The Company sold  9,639,090 shares in the IPO at the purchase price per share paid of $9.30 (the offering price to the public of $10.00 per share minus the underwriting discount). The Company received no proceeds from the sale of shares by the selling stockholders.  The Purchase Agreement includes certain customary representations, warranties and covenants by the Company, and it provides that the Company will indemnify the underwriters against certain liabilities, including liabilities under the Securities Act of 1933, or contribute to payments the underwriters may be required to make because of any of those liabilities.
 
The foregoing description of the Purchase Agreement does not purport to be complete and is qualified in its entirety by reference to the full text of the Purchase Agreement, which is attached hereto as Exhibit 1.1 and is incorporated herein by reference.

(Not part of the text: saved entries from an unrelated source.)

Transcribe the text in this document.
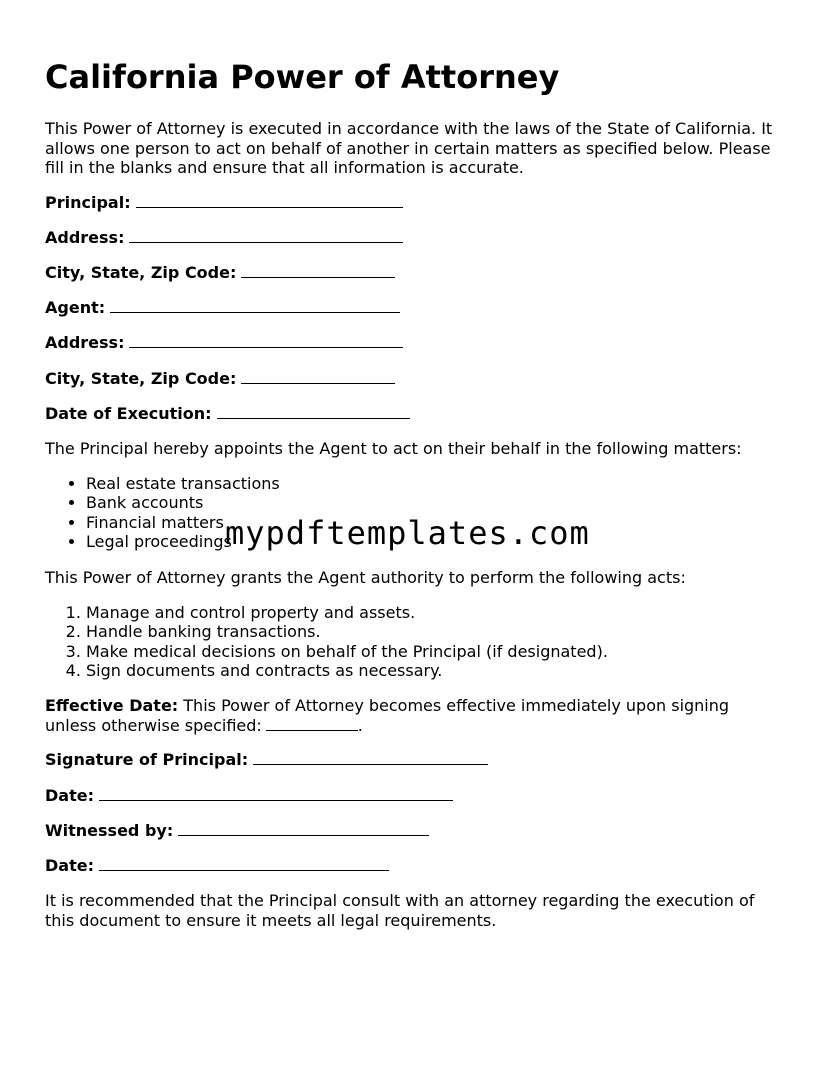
California Power of Attorney

This Power of Attorney is executed in accordance with the laws of the State of California. It allows one person to act on behalf of another in certain matters as specified below. Please fill in the blanks and ensure that all information is accurate.

Principal:
Address:
City, State, Zip Code:
Agent:
Address:
City, State, Zip Code:
Date of Execution:

The Principal hereby appoints the Agent to act on their behalf in the following matters:

• Real estate transactions
• Bank accounts
• Financial matters
• Legal proceedings

This Power of Attorney grants the Agent authority to perform the following acts:

1. Manage and control property and assets.
2. Handle banking transactions.
3. Make medical decisions on behalf of the Principal (if designated).
4. Sign documents and contracts as necessary.

Effective Date: This Power of Attorney becomes effective immediately upon signing unless otherwise specified:	.

Signature of Principal:
Date:
Witnessed by:
Date:

It is recommended that the Principal consult with an attorney regarding the execution of this document to ensure it meets all legal requirements.

mypdftemplates.com
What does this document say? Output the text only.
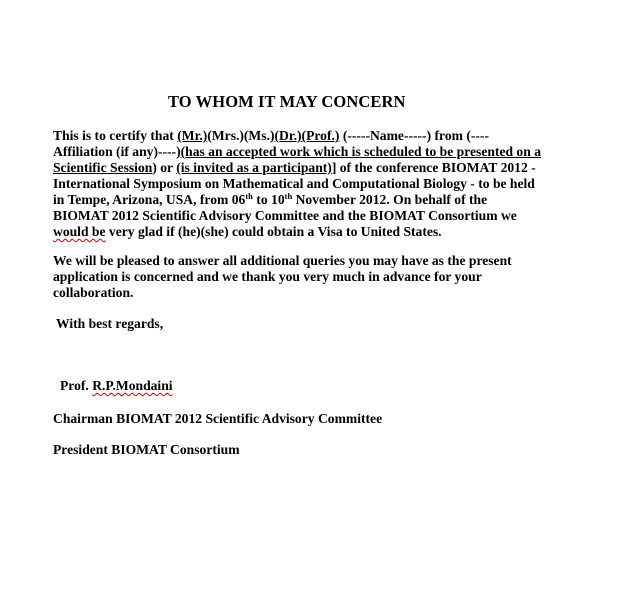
TO WHOM IT MAY CONCERN
This is to certify that (Mr.)(Mrs.)(Ms.)(Dr.)(Prof.) (-----Name-----) from (----
Affiliation (if any)----)(has an accepted work which is scheduled to be presented on a
Scientific Session) or (is invited as a participant)] of the conference BIOMAT 2012 -
International Symposium on Mathematical and Computational Biology - to be held
in Tempe, Arizona, USA, from 06th to 10th November 2012. On behalf of the
BIOMAT 2012 Scientific Advisory Committee and the BIOMAT Consortium we
would be very glad if (he)(she) could obtain a Visa to United States.
We will be pleased to answer all additional queries you may have as the present
application is concerned and we thank you very much in advance for your
collaboration.
With best regards,
Prof. R.P.Mondaini
Chairman BIOMAT 2012 Scientific Advisory Committee
President BIOMAT Consortium
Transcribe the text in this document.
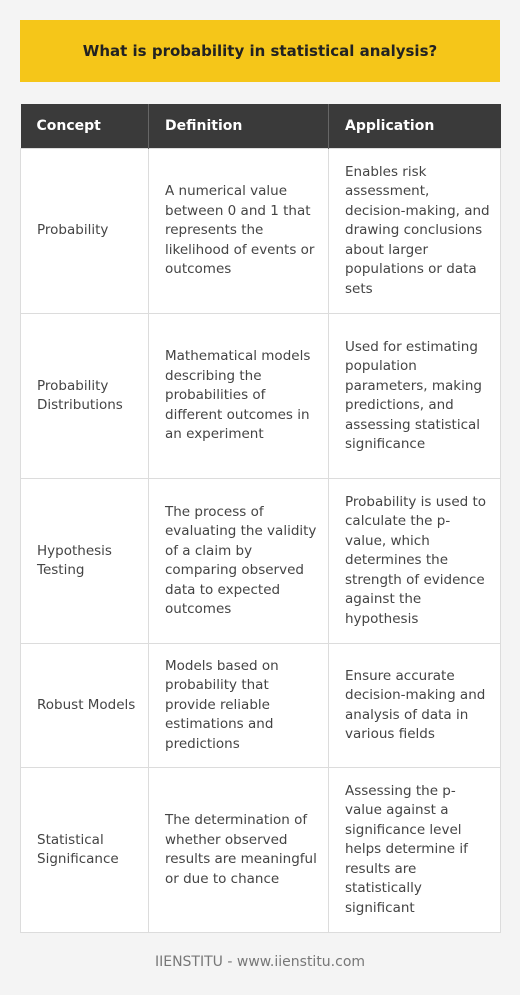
What is probability in statistical analysis?
Concept	Definition	Application
Probability	A numerical value between 0 and 1 that represents the likelihood of events or outcomes	Enables risk assessment, decision-making, and drawing conclusions about larger populations or data sets
Probability Distributions	Mathematical models describing the probabilities of different outcomes in an experiment	Used for estimating population parameters, making predictions, and assessing statistical significance
Hypothesis Testing	The process of evaluating the validity of a claim by comparing observed data to expected outcomes	Probability is used to calculate the p-value, which determines the strength of evidence against the hypothesis
Robust Models	Models based on probability that provide reliable estimations and predictions	Ensure accurate decision-making and analysis of data in various fields
Statistical Significance	The determination of whether observed results are meaningful or due to chance	Assessing the p-value against a significance level helps determine if results are statistically significant
IIENSTITU - www.iienstitu.com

Item 5.03.   Amendments to Articles of Incorporation or Bylaws; Change in Fiscal Year.
 
On October 6, 2010, in connection with the closing of the IPO, the Company filed an Amended and Restated Articles of Incorporation (the “Restated Charter”) with the Maryland State Department of Assessments and Taxation.  The Restated Charter amended and restated the Company’s existing Articles of Incorporation in its entirety and became effective in connection with the closing of the IPO. The Amended and Restated Bylaws of the Company (the “Restated Bylaws”) became effective in connection with the closing of the IPO, which amended and restated the Company’s existing bylaws in their entirety.
 
A summary of the Restated Charter and the Restated Bylaws is described under the caption “Description of Capital Stock” in the Registration Statement, which summary is incorporated in this Form 8-K by reference.
 
The foregoing descriptions of the Restated Charter and the Restated Bylaws do not purport to be complete and are qualified in their entirety by reference to the full text of the Restated Charter and the Restated Bylaws, which are incorporated herein by reference.
 
Item 9.01.   Financial Statements and Exhibits.
 
Exhibit No.
  
Description
     
  1.1
  
Executed Purchase Agreement dated September 30, 2010, among the Company, certain selling stockholders and the underwriters named therein.
     
  3.1
  
Amended and Restated Certificate of Incorporation of the Company.(1)
     
  3.2
  
Amended and Restated Bylaws of the Company. (2)
 
(1)
Incorporated by reference to Exhibit 3.1 of the Registration Statement, and which is incorporated by reference herein.

(2)
Incorporated by reference to Exhibit 3.2 of the Registration Statement, and which is incorporated by reference herein.
 
 
 

 
 
SIGNATURES
 
Pursuant to the requirements of the Securities Exchange Act of 1934, the registrant has duly caused this report to be signed on its behalf by the undersigned hereunto duly authorized.
 
       
The KEYW Holding Corporation
       
Date: October 6, 2010
     
By:
 
/s/ Leonard E. Moodispaw
           
Name:
 
Leonard E. Moodispaw
           
Title:
 
President and Chief Executive Officer
 
 
 

 
 
EXHIBIT INDEX
 
Exhibit No.
  
Description
     
  1.1
  
Executed Purchase Agreement dated September 30, 2010, among the Company, certain selling stockholders and the underwriters named therein.
     
  3.1
  
Amended and Restated Certificate of Incorporation of the Company. (1)
     
  3.2
  
Amended and Restated Bylaws of the Company. (2)

(1)
Incorporated by reference to Exhibit 3.1 of the Registration Statement, and which is incorporated by reference herein.

(2)
Incorporated by reference to Exhibit 3.2 of the Registration Statement, and which is incorporated by reference herein.